PPS: I'm going to be speaking at the World War D conference at the end of March. I'm going to focus the talk on disruptions. I'm staying a second day (April 1) to engage in a couple of breakout sessions.
When I wrote Brave New War back in 2006, I made this aggressive projection on how rapid technological change would change warfare:The threshold necessary for small groups to conduct global warfare has finally been breached, and we are only starting to feel its effects. Over time, in as little as perhaps twenty years and as the leverage of technology increases, this threshold will finally reach its culmination -- with the ability of one man to declare war on the world and win.
It seems that we are on track with my projection. Recently, we saw individuals leveraging the power of computers and networks launch (open source) protests that toppled governments. It didn't end there. Edward Snowden (love him or hate him) proved it is possible to wage a one-man information war against the biggest, most powerful national security establishment in the world. The US government. A country that spends more than all other countries in the world combined on national defense. He was able to:
- steal the crown jewels of the US security system by himself,
- initiate an information war against the entire US national security bureaucracy while eluding capture, and
- initiate economic disruptions that have done billions of dollars in damage to US corporations (from Boeing to RSA).

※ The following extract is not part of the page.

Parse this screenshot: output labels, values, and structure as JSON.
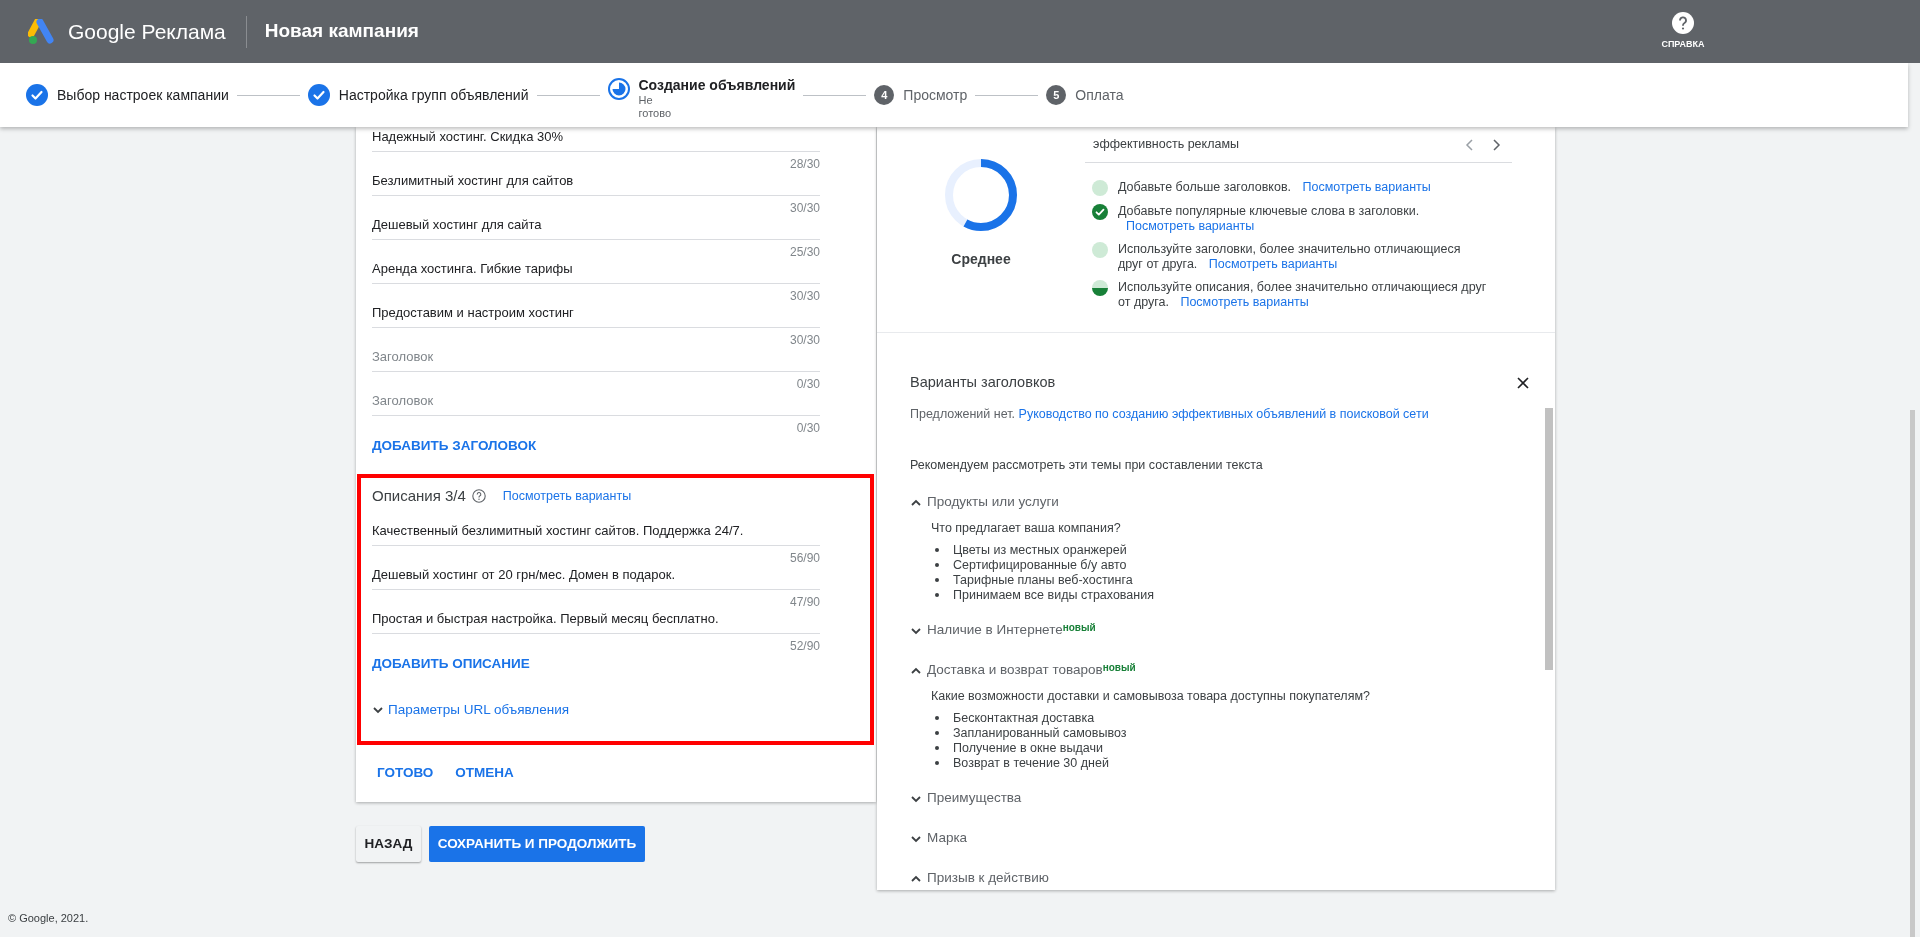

However, his successes don't end there, he's winning the war. This support from the editors of the New York Times indicates that he's already achieved most of what it takes to achieve a "moral victory" against the US government. Of course, this type of revolutionary change due to technology isn't isolated to the world of conflict, terrorism, and war. It's also going on in our economy.

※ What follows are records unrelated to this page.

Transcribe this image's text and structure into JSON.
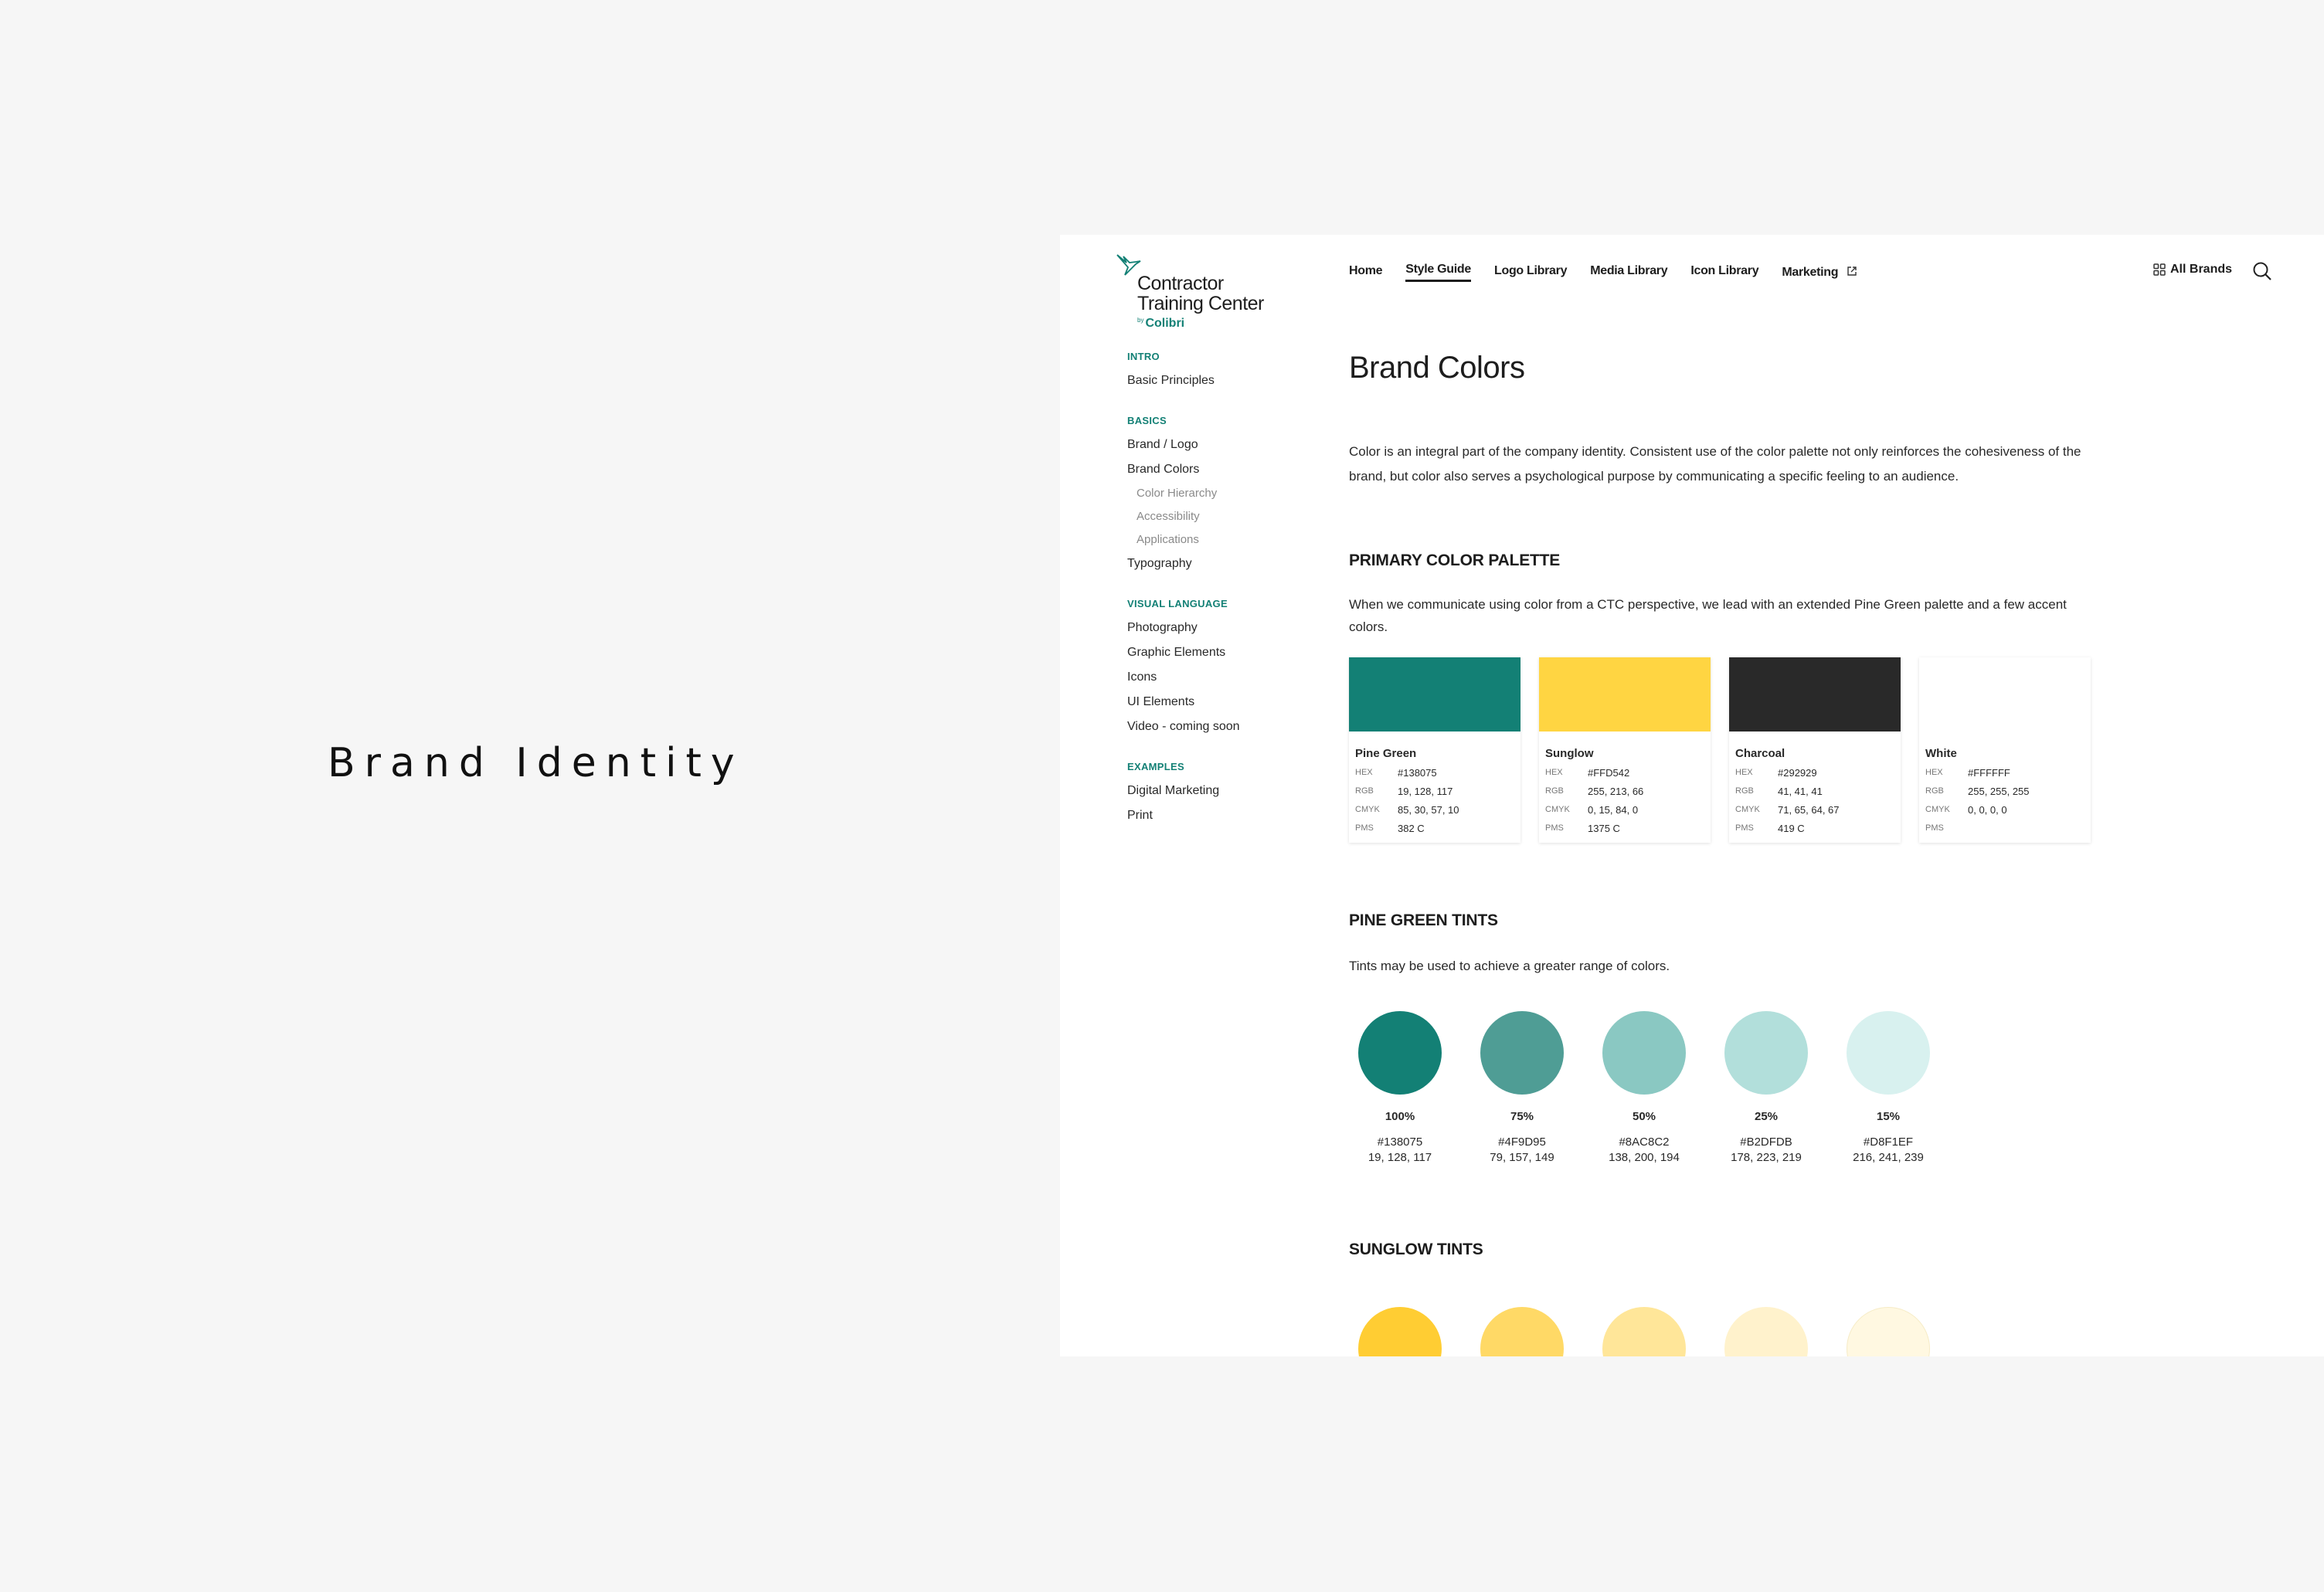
{
  "slide": {
    "title": "Brand Identity"
  },
  "logo": {
    "line1": "Contractor",
    "line2": "Training Center",
    "by": "by",
    "brand": "Colibri"
  },
  "nav": {
    "items": [
      {
        "label": "Home",
        "active": false
      },
      {
        "label": "Style Guide",
        "active": true
      },
      {
        "label": "Logo Library",
        "active": false
      },
      {
        "label": "Media Library",
        "active": false
      },
      {
        "label": "Icon Library",
        "active": false
      },
      {
        "label": "Marketing",
        "active": false,
        "external": true
      }
    ],
    "all_brands": "All Brands",
    "search_icon": "search-icon"
  },
  "sidebar": {
    "sections": [
      {
        "label": "INTRO",
        "items": [
          {
            "label": "Basic Principles"
          }
        ]
      },
      {
        "label": "BASICS",
        "items": [
          {
            "label": "Brand / Logo"
          },
          {
            "label": "Brand Colors",
            "subitems": [
              {
                "label": "Color Hierarchy"
              },
              {
                "label": "Accessibility"
              },
              {
                "label": "Applications"
              }
            ]
          },
          {
            "label": "Typography"
          }
        ]
      },
      {
        "label": "VISUAL LANGUAGE",
        "items": [
          {
            "label": "Photography"
          },
          {
            "label": "Graphic Elements"
          },
          {
            "label": "Icons"
          },
          {
            "label": "UI Elements"
          },
          {
            "label": "Video - coming soon"
          }
        ]
      },
      {
        "label": "EXAMPLES",
        "items": [
          {
            "label": "Digital Marketing"
          },
          {
            "label": "Print"
          }
        ]
      }
    ]
  },
  "main": {
    "title": "Brand Colors",
    "intro": "Color is an integral part of the company identity. Consistent use of the color palette not only reinforces the cohesiveness of the brand, but color also serves a psychological purpose by communicating a specific feeling to an audience.",
    "primary": {
      "heading": "PRIMARY COLOR PALETTE",
      "text": "When we communicate using color from a CTC perspective, we lead with an extended Pine Green palette and a few accent colors.",
      "labels": {
        "hex": "HEX",
        "rgb": "RGB",
        "cmyk": "CMYK",
        "pms": "PMS"
      },
      "colors": [
        {
          "name": "Pine Green",
          "hex": "#138075",
          "rgb": "19, 128, 117",
          "cmyk": "85, 30, 57, 10",
          "pms": "382 C",
          "swatch": "#138075"
        },
        {
          "name": "Sunglow",
          "hex": "#FFD542",
          "rgb": "255, 213, 66",
          "cmyk": "0, 15, 84, 0",
          "pms": "1375 C",
          "swatch": "#FFD542"
        },
        {
          "name": "Charcoal",
          "hex": "#292929",
          "rgb": "41, 41, 41",
          "cmyk": "71, 65, 64, 67",
          "pms": "419 C",
          "swatch": "#292929"
        },
        {
          "name": "White",
          "hex": "#FFFFFF",
          "rgb": "255, 255, 255",
          "cmyk": "0, 0, 0, 0",
          "pms": "",
          "swatch": "#FFFFFF"
        }
      ]
    },
    "pine_tints": {
      "heading": "PINE GREEN TINTS",
      "text": "Tints may be used to achieve a greater range of colors.",
      "tints": [
        {
          "pct": "100%",
          "hex": "#138075",
          "rgb": "19, 128, 117"
        },
        {
          "pct": "75%",
          "hex": "#4F9D95",
          "rgb": "79, 157, 149"
        },
        {
          "pct": "50%",
          "hex": "#8AC8C2",
          "rgb": "138, 200, 194"
        },
        {
          "pct": "25%",
          "hex": "#B2DFDB",
          "rgb": "178, 223, 219"
        },
        {
          "pct": "15%",
          "hex": "#D8F1EF",
          "rgb": "216, 241, 239"
        }
      ]
    },
    "sunglow_tints": {
      "heading": "SUNGLOW TINTS",
      "swatches": [
        "#FFCD33",
        "#FFD966",
        "#FFE699",
        "#FFF2CC",
        "#FFF8E1"
      ]
    }
  }
}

In the economy, this superempowerment is destroying something else. Jobs. More on that at HomeFree America ...
Ouroboros is the mythical snake that eats its own tail.
In this case, it represents how modernity ends. It eats itself.
Specifically, the technologies the modern system accelerated, are in the process of obsoleting it.
Eating its value, industry by industry. Job by job.
The end of this way of life is likely to be traumatic.
Here's more detail on this.
I'm still writing my next book online.
Today's pages might be of interest to GG readers.
It's entitled "The National Insecurity State"
There's also some thinking on the end of bureaucracy if you are interested.
I suspect the only thing the US national security bureaucracy can do is launch new arms races -- as we have done in cyber, drones, and genetics (if you count GMOs)~
- Weaponized computer worms/viruses/malware. Legal bot networks that control/manipulate society and markets (think in terms of quant hedge funds).
- Drones/robots. Weaponized drones that at first self-perpetuate by acquiring fuel from the environment. Weaponized drones that can self-replicate ala 3-D fabrication and scavanged materials (think rep-rap).
- Superbugs/superweeds (some may be aided by engineered modification, but all get their start due to the stupidity of growing food in monocultures). Organisms that can wipe out monocultures and cause the loss of productive farmland and crops ond a global scale.